Use CameraX with Image Segmentation android project.
Written by George Soloupis ML GDE.
This is a tutorial on how to use CameraX inside an android project that performs segmentation on images. This project is an effort to update the original android app demonstrated here that uses Camera2 implementation. You can find more info about CameraX usage here and switching to this class instead of Camera2, saves a lot of code making inference with TensorFlow Lite Interpreter and TensorFlow Lite Task library easier.
Use cases inside the application.
ImageCapture: The image capture use case is designed for capturing high-resolution, high-quality photos and provides auto-white-balance, auto-exposure, and auto-focus (3A) functionality, in addition to simple manual camera controls. You can find this use case in master branch.
ImageAnalysis: The image analysis use case provides your app with a CPU-accessible image to perform image processing, computer vision, or machine learning inference on. You can find this use case in ImageAnalysis branch.

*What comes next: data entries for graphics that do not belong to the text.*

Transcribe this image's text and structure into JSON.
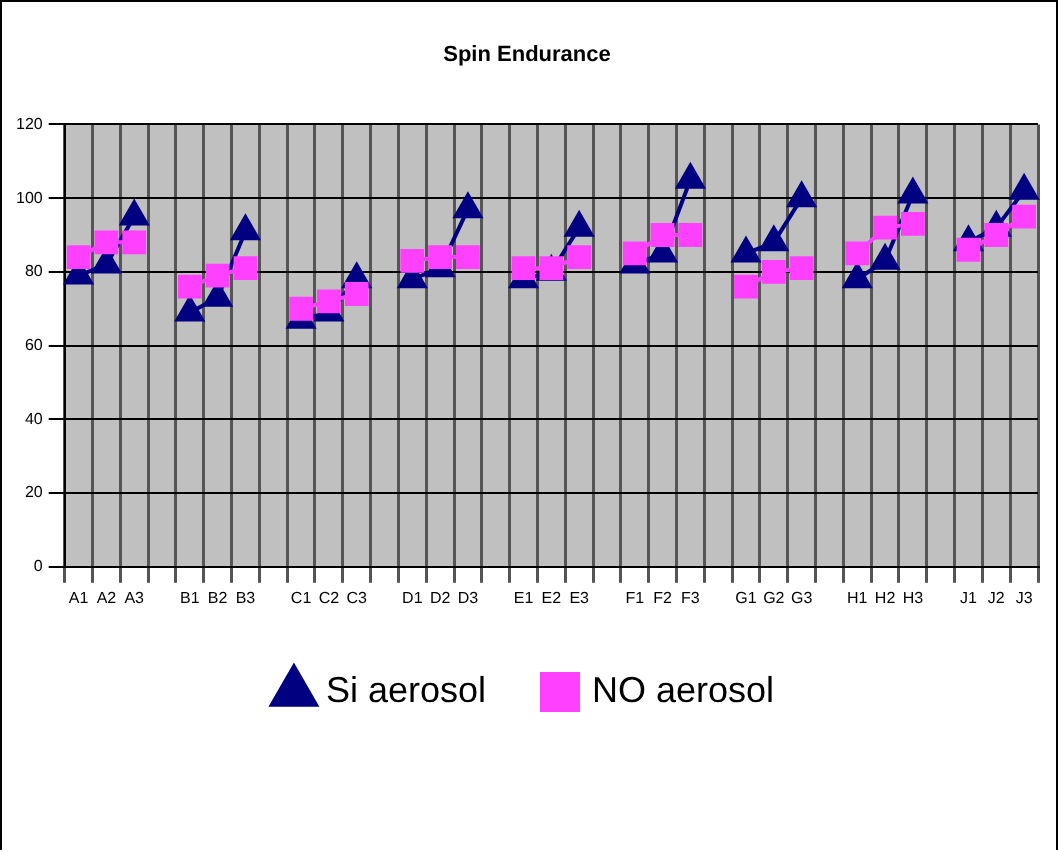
{
  "chart_data": {
    "type": "line",
    "title": "Spin Endurance",
    "categories": [
      "A1",
      "A2",
      "A3",
      null,
      "B1",
      "B2",
      "B3",
      null,
      "C1",
      "C2",
      "C3",
      null,
      "D1",
      "D2",
      "D3",
      null,
      "E1",
      "E2",
      "E3",
      null,
      "F1",
      "F2",
      "F3",
      null,
      "G1",
      "G2",
      "G3",
      null,
      "H1",
      "H2",
      "H3",
      null,
      "J1",
      "J2",
      "J3"
    ],
    "series": [
      {
        "name": "Si aerosol",
        "color": "#000080",
        "marker": "triangle",
        "values": [
          79,
          82,
          95,
          null,
          69,
          73,
          91,
          null,
          67,
          69,
          78,
          null,
          78,
          81,
          97,
          null,
          78,
          80,
          92,
          null,
          82,
          85,
          105,
          null,
          85,
          88,
          100,
          null,
          78,
          83,
          101,
          null,
          88,
          92,
          102
        ]
      },
      {
        "name": "NO aerosol",
        "color": "#ff40ff",
        "marker": "square",
        "values": [
          84,
          88,
          88,
          null,
          76,
          79,
          81,
          null,
          70,
          72,
          74,
          null,
          83,
          84,
          84,
          null,
          81,
          81,
          84,
          null,
          85,
          90,
          90,
          null,
          76,
          80,
          81,
          null,
          85,
          92,
          93,
          null,
          86,
          90,
          95
        ]
      }
    ],
    "ylim": [
      0,
      120
    ],
    "yticks": [
      0,
      20,
      40,
      60,
      80,
      100,
      120
    ],
    "grid": true,
    "legend": "bottom"
  }
}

For the first use case the Image Capture, you can find more info at the official documentation. Initialization of the CameraX with this case here. Inside the project we are using the OnImageSavedCallback() option. The idea here is:
3. Determine the rotation of the captured image with the help of ExifOrientation
5. Save the rotated Bitmap to the specific File path
After that, the Bitmap is used by the ImageSegmentationModelExecutor class of the Task Library or the Interpreter. Inside Android Studio, you can change the build variant to whichever one you want to build and run. Just go to Build > Select Build Variant and select one from the drop-down menu. See configure product flavors in Android Studio for more details.

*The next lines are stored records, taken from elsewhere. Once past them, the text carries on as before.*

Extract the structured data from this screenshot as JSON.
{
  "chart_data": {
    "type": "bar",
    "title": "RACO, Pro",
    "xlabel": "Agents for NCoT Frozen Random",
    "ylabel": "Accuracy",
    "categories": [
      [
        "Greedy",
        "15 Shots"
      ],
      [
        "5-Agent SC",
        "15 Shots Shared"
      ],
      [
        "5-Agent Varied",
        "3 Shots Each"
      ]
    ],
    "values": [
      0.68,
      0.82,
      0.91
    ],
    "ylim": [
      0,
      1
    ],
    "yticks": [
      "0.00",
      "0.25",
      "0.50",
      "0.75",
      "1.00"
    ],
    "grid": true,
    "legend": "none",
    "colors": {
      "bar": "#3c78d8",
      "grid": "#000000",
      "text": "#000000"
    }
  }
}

In the first option the usage of the Bitmap by the Task Library is really easy. As the .tflite file contains metadata it is easy for the Task Libary to determine the resize and normalization options that are going to be used by the model. If we use the MetadataDisplayer we can see all the metadata of the file. After the inference we have all the data that we need to present on screen the original image, the masked bitmap and the stack of the two ones.
In the second option the usage of the Bitmap by the Interpreter is straightforward. We have predefined variables for the input shape of the model, the number of the labels, the mean and the std. The Bitmap that was previously generated is scaled and is converted to ByteBuffer. Then we run the interpreter and we have again the results of the original image, the masked bitmap and the stack of the two ones.
All the above implementation is based to a generated Bitmap from the CameraX. So what if we do not want to generate a bitmap, store it inside the internal mobile’s storage and use it by the TensorFlow Lite libraries? Below we are going to use CameraX’s ImageAnalysis which generates a media.Image that is used directly by the Task Library and by the Interpreter (after converted to Bitmap) but is never stored locally.
You can find initilization and the usage of the ImageAnalysis class here. CameraX produces media.Image in the format of YUV_420_888 directly and continuously as long as we set image.close(). As this implementation of application is to use an image when a capture button is pressed, we have to close() the image when the button is clicked. That way the media.Image and the rotation is fed directly to the Task Library. There we use ImageProcessingOptions to determine the options that are going to be used by the ImageSegmenter class. This class uses directly the media.Image and produces the result which is used to generate the mask bitmap. Later from the media.Image we create the original bitmap, from the result the mask bitmap and combining them together we have a stacked one.
We follow the same procedure with the Interpreter Implementation. The generation of the media.Image is the same and upon capture button click we pass the Image in the ImageSegmentationModelExecutor class. Until now neither Interpreter can use directly the media.Image nor the TensorFlow Lite Support library. So we have to first convert this Image to Bitmap, rotate it and create the ByteBuffer to use it by the Interpreter. This is happening here. As we have some extra steps to handle like bitmap generation the overall time that we spend is slightly bigger than when we use directly the Task Library
An exceptional project with so many options to select. First of all CameraX can provide us with a Bitmap or a media.Image. With every option we can use Task Library or Interpreter. So depend on the restrictions, the mobile storage usage and the inference time as a guidance the developer can select from multiple options to create the project. For a common task like Segmentation of images with a lot of .tflite models provided inside TF Hub the use of a high level API as the Task Library is the best option.
Future work would be that the ImageProcessor of the TensorFlow Lite Support library could support media.Image directly from the CameraX without the need of converting it to Bitmap to use it with the Interpreter.
Project available here:
This brings us to the end of the tutorial. I hope you have enjoyed reading it and will apply what you learned to your real-world applications with TensorFlow Lite.